Electrical Insulator Fault Forecasting Based on a Wavelet Neuro-Fuzzy System

Abstract

The surface contamination of electrical insulators can increase the electrical conductivity of these components, which may lead to faults in the electrical power system. During inspections, ultrasound equipment is employed to detect defective insulators or those that may cause failures within a certain period. Assuming that the signal collected by the ultrasound device can be processed and used for both the detection of defective insulators and prediction of failures, this study starts by presenting an experimental procedure considering a contaminated insulator removed from the distribution line for data acquisition.
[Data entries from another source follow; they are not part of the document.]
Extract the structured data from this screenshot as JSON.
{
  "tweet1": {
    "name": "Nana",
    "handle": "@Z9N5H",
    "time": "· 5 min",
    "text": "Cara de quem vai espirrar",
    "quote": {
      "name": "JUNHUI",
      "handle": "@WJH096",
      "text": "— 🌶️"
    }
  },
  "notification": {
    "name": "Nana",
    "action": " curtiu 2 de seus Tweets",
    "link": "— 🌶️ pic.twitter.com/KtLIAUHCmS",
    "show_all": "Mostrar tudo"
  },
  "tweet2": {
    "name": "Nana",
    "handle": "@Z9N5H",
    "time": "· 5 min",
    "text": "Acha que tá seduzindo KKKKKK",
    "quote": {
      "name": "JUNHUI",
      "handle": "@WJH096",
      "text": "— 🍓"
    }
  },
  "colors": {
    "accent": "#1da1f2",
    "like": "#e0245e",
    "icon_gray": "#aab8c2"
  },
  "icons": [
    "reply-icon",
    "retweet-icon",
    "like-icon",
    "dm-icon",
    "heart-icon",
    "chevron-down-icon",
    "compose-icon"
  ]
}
Based on the obtained data set, an offline time series forecasting approach with an Adaptive Neuro-Fuzzy Inference System (ANFIS) was conducted. To improve the time series forecasting performance and to reduce the noise, Wavelet Packets Transform (WPT) was associated to the ANFIS model. Once the ANFIS model associated with WPT has distinct parameters to be adjusted, a complete evaluation concerning different model configurations was conducted. In this case, three inference system structures were evaluated: grid partition, fuzzy c-means clustering, and subtractive clustering. A performance analysis focusing on computational effort and the coefficient of determination provided additional parameter configurations for the model. Taking into account both parametrical and statistical analysis, the Wavelet Neuro-Fuzzy System with fuzzy c-means showed that it is possible to achieve impressive accuracy, even when compared to classical approaches, in the prediction of electrical insulators conditions.